Rescuers stabilized the common dolphins, carried them out of the mud at Herring River, and placed them into a rescue trailer for health exams. All four were deemed healthy enough to be released back into the ocean.
The International Fund for Animal Welfare said its Marine Mammal Rescue and Research team herded three other dolphins out of danger Thanksgiving day, but one died. The cause of death was unclear.
IFAW volunteers and rescuers, as well as AmeriCorps and the National Park Service, released one dolphin bull and three cows from Herring Cove Beach in Provincetown.
There have been 262 dolphin strandings so far this year, more than eight times greater than the average of 38, IFAW spokesman Michael Booth said.
The rise in strandings adds to a total of more than 340 seal, whale, porpoise, and dolphin strandings this year, Booth said.
Researchers are trying to figure out exactly why the number of marine mammals being stranded has increased. Main factors include the area's topography, which includes gently sloping beaches and the hooklike geography of Cape Cod and Wellfleet Bay.

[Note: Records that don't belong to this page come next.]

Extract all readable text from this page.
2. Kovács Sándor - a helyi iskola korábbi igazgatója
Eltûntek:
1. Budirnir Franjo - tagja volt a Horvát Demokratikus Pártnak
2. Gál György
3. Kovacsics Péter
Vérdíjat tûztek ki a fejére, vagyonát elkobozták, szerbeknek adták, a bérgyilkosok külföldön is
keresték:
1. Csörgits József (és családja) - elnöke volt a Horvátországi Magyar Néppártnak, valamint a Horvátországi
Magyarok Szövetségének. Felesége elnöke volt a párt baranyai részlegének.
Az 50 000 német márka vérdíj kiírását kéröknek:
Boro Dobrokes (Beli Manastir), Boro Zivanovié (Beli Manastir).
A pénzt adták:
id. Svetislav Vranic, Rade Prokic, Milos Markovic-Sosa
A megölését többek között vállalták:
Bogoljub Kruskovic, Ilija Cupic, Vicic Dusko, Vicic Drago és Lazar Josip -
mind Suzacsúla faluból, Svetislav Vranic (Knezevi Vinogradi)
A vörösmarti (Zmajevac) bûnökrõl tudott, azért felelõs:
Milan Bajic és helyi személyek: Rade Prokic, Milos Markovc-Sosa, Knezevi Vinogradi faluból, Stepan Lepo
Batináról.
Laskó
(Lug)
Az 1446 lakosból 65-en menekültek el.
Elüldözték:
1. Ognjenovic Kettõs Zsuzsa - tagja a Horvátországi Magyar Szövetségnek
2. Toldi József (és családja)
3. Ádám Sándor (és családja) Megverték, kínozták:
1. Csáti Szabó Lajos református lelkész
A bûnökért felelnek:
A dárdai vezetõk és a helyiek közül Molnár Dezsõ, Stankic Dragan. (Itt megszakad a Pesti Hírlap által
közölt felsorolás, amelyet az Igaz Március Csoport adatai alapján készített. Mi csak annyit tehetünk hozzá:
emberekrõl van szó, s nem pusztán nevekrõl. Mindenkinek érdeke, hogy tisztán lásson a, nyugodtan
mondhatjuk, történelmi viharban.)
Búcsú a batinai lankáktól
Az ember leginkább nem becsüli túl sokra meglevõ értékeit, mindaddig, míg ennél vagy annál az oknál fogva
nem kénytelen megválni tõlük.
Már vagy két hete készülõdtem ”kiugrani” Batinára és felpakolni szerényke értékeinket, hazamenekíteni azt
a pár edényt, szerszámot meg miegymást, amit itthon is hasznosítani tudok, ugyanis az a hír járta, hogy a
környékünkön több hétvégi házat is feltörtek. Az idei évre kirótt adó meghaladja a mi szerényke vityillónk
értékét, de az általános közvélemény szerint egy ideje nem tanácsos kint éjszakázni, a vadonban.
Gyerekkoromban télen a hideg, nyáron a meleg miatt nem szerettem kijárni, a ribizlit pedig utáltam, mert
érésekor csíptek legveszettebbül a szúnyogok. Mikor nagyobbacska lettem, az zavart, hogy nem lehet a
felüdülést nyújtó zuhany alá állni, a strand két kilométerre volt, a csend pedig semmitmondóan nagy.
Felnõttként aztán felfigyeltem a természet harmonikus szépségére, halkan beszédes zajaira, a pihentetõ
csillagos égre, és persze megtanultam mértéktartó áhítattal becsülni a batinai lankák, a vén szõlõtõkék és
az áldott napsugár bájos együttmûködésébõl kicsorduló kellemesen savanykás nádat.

"It’s sort of the worst place for dolphins to be in," Booth said. "So every time we hear a report of dolphins in that area, we know that there’s a good likelihood they’ll wind up stranded."
Tidal fluctuations always add to the number of dolphins and other marine mammals being stranded. The social nature of dolphins keeps them together even if one is sick or disoriented, which leads to more of them being left behind from their herd.